30 May 2022
30 May 2022
Status: this preprint is currently under review for the journal ACP.

Air-parcel residence times in a mature forest: observational evidence from a free-air CO2 enrichment experiment

Edward J. Bannister1,3, Mike Jesson2,1, Nicholas J. Harper1, Kris M. Hart1, Giulio Curioni1, Xiaoming Cai3,, and A. Rob MacKenzie1,3 Edward J. Bannister et al.
  • 1Birmingham Institute of Forest Research, University of Birmingham, Edgbaston, Birmingham, United Kingdom
  • 2Department of Civil Engineering, University of Birmingham, Edgbaston, Birmingham, United Kingdom
  • 3Department of Geography, Earth, and Environmental Sciences, University of Birmingham, Edgbaston, Birmingham, United Kingdom
  • retired

Abstract. In forests, air-parcel residence times – the inverse of first-order exchange rates – influence in-canopy chemistry and the exchanges of momentum, energy, and mass with the surrounding atmosphere. Accurate estimates are needed for chemical investigations of reactive trace species, such as volatile organic compounds, some of whose chemical lifetimes are in the order of average residence times. However, very few observational residence-time estimates have been reported. Little is known about even the basic statistics of real-world residence times or how they are influenced by meteorological variables such as turbulence or atmospheric stability. Here, we report opportunistic investigations of air-parcel residence times in a free-air carbon dioxide enrichment (FACE) facility in a mature, broadleaf deciduous forest with canopy height hc ≈ 25 m. Using nearly 50 million FACE observations, we find that median daytime residence times in the tree crowns range from around 70 s when the trees are in leaf to just over 34 s when they are not. Air-parcel residence times increase with increasing atmospheric stability, as does the dispersion around their central value. Residence times scale approximately with the reciprocal of the friction velocity, u*. During some calm evenings in the growing season, we observe distinctly different behaviour: pooled air being sporadically and unpredictably vented – evidenced by sustained increases in CO2 concentration – when intermittent turbulence penetrates the canopy. In these conditions, the concept of a residence time is less clearly defined. Parameterisations available in the literature underestimate turbulent exchange in the upper half of forest crowns and overestimate the frequency of long residence times. Robust parametrisations of air-parcel residence times (or, equivalently, fractions of emissions escaping the canopy) may be generated from inverse gamma distributions, with the parameters 1.4 ≤ α ≤ 1.8 and β = hc / u* estimated from widely measured flow variables.
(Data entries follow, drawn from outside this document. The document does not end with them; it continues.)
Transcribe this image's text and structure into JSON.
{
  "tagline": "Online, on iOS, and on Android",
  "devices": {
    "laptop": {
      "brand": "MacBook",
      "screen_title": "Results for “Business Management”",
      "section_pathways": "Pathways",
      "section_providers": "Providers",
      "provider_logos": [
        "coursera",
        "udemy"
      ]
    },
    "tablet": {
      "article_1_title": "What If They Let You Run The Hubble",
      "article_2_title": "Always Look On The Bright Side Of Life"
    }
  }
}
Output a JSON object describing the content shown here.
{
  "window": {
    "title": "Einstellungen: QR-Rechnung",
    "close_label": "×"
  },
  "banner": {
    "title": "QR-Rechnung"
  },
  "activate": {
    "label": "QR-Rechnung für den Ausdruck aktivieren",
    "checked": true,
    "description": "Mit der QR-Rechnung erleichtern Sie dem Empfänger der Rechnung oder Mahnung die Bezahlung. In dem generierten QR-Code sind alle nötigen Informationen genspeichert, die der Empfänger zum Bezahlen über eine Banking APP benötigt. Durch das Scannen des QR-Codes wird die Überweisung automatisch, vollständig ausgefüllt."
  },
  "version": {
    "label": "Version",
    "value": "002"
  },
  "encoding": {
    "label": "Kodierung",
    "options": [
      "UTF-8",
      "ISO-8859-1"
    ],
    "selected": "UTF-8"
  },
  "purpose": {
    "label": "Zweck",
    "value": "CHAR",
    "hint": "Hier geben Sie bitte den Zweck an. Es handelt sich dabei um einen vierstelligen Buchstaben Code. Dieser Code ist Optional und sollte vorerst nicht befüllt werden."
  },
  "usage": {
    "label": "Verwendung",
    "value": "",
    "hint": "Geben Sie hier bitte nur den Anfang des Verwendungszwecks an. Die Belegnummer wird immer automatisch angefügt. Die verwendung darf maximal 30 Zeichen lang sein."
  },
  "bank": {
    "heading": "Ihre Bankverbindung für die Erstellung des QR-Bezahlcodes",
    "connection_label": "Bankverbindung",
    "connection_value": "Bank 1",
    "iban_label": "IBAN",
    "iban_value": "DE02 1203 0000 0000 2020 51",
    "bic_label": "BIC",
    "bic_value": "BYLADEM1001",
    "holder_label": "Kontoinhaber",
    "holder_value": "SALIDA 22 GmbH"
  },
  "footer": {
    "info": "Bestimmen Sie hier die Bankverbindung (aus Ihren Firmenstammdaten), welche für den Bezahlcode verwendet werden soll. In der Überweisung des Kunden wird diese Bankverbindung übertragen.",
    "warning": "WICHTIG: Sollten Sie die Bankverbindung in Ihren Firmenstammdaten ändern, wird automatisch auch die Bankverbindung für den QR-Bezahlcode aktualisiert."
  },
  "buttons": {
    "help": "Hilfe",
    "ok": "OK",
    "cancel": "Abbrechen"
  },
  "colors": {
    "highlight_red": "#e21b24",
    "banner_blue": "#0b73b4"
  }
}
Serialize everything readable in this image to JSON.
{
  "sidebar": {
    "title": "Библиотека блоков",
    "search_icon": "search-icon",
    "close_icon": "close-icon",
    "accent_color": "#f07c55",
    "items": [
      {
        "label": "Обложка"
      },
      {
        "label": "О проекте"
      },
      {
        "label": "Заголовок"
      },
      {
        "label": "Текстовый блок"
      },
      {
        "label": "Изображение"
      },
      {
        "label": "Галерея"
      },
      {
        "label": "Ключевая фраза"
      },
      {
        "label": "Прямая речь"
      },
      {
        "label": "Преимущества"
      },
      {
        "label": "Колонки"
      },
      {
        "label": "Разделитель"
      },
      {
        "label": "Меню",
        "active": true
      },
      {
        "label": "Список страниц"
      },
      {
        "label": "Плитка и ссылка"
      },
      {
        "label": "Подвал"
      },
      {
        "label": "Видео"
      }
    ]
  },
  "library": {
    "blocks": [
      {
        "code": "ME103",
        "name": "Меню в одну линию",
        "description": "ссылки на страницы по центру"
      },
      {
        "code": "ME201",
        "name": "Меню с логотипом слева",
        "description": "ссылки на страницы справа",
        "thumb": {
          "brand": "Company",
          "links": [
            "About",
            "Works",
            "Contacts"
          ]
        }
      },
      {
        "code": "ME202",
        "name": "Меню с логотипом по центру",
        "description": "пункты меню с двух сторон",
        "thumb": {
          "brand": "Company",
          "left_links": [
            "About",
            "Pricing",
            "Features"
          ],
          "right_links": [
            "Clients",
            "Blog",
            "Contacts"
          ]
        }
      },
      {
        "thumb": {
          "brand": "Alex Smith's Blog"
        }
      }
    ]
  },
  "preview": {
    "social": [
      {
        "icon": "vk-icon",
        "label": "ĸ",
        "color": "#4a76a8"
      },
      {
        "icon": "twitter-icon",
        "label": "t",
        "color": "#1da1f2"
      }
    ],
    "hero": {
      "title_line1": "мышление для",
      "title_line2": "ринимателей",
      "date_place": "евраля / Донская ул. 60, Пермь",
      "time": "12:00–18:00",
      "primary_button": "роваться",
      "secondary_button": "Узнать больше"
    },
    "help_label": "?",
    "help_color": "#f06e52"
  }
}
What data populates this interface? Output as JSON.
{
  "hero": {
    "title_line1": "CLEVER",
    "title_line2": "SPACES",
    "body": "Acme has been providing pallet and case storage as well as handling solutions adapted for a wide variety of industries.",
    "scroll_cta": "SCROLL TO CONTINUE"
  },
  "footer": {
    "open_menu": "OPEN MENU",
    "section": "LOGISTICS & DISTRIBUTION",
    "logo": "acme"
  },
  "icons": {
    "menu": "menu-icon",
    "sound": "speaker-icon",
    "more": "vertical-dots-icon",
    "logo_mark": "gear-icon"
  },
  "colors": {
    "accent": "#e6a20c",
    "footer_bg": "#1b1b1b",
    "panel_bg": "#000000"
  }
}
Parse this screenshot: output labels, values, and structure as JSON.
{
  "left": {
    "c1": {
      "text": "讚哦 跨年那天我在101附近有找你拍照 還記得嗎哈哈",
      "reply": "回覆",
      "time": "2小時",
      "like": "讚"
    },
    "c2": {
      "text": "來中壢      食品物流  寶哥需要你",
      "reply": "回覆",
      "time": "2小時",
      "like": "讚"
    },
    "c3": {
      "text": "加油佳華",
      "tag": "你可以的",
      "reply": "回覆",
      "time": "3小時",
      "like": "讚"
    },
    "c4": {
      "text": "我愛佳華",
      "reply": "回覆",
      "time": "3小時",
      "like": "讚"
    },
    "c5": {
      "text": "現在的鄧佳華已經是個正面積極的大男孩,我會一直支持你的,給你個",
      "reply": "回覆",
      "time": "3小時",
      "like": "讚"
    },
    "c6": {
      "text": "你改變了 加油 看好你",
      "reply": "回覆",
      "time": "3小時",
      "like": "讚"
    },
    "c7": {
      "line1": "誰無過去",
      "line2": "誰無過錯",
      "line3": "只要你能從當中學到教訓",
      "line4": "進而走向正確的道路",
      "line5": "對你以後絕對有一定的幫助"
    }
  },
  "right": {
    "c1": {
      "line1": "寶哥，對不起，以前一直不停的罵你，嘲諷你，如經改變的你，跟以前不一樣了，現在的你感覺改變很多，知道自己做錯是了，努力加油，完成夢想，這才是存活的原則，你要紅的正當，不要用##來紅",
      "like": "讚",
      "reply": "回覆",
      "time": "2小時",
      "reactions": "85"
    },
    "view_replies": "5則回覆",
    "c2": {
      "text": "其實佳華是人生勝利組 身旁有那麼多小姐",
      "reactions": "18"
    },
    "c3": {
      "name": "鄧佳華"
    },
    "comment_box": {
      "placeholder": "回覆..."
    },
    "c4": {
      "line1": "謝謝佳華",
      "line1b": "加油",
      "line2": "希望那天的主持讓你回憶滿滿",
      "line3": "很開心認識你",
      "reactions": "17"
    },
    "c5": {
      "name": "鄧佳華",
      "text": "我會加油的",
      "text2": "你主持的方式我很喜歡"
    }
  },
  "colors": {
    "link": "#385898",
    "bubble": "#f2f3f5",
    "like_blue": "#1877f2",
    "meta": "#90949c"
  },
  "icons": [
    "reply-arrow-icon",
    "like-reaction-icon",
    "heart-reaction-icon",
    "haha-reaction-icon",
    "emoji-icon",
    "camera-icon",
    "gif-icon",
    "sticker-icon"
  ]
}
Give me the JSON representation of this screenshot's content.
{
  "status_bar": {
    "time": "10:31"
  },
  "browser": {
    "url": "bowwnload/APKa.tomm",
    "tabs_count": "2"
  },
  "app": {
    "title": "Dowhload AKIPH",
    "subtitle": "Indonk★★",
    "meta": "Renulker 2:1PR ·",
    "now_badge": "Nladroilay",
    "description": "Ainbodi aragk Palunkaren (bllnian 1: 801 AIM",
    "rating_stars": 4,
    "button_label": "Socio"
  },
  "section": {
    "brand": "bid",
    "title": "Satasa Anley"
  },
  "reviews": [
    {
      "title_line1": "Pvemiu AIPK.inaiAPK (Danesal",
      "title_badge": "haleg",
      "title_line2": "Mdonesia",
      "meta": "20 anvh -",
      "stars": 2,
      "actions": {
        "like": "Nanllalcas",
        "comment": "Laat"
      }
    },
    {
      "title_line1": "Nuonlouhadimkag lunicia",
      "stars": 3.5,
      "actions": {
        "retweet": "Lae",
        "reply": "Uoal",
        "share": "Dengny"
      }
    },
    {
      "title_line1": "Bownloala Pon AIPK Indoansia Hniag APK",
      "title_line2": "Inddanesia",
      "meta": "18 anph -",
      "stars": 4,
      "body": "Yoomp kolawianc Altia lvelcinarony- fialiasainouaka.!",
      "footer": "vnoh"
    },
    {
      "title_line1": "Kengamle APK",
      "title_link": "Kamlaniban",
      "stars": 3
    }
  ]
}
In this case, the mean value for τ becomes formally defined as 𝜏̅  = β / (α−1). For species released in the canopy during the daytime, chemical transformations are unlikely unless the reaction time scale is in the order of a few minutes or less.

Edward J. Bannister et al.

Status: final response (author comments only)

Comment types: AC – author | RC – referee | CC – community | EC – editor | CEC – chief editor | : Report abuse
  • RC1: 'Comment on acp-2022-318', Tobias Gerken, 23 Jun 2022
  • RC2: 'Comment on acp-2022-318', Anonymous Referee #2, 12 Sep 2022
  • AC1: 'Comment on acp-2022-318', Ed Bannister, 02 Nov 2022

Edward J. Bannister et al.

Data sets

Raw FACE observational data sets BIFoR FACE

Model code and software

Processing and visualisation code supporting this manuscript Edward J. Bannister

Edward J. Bannister et al.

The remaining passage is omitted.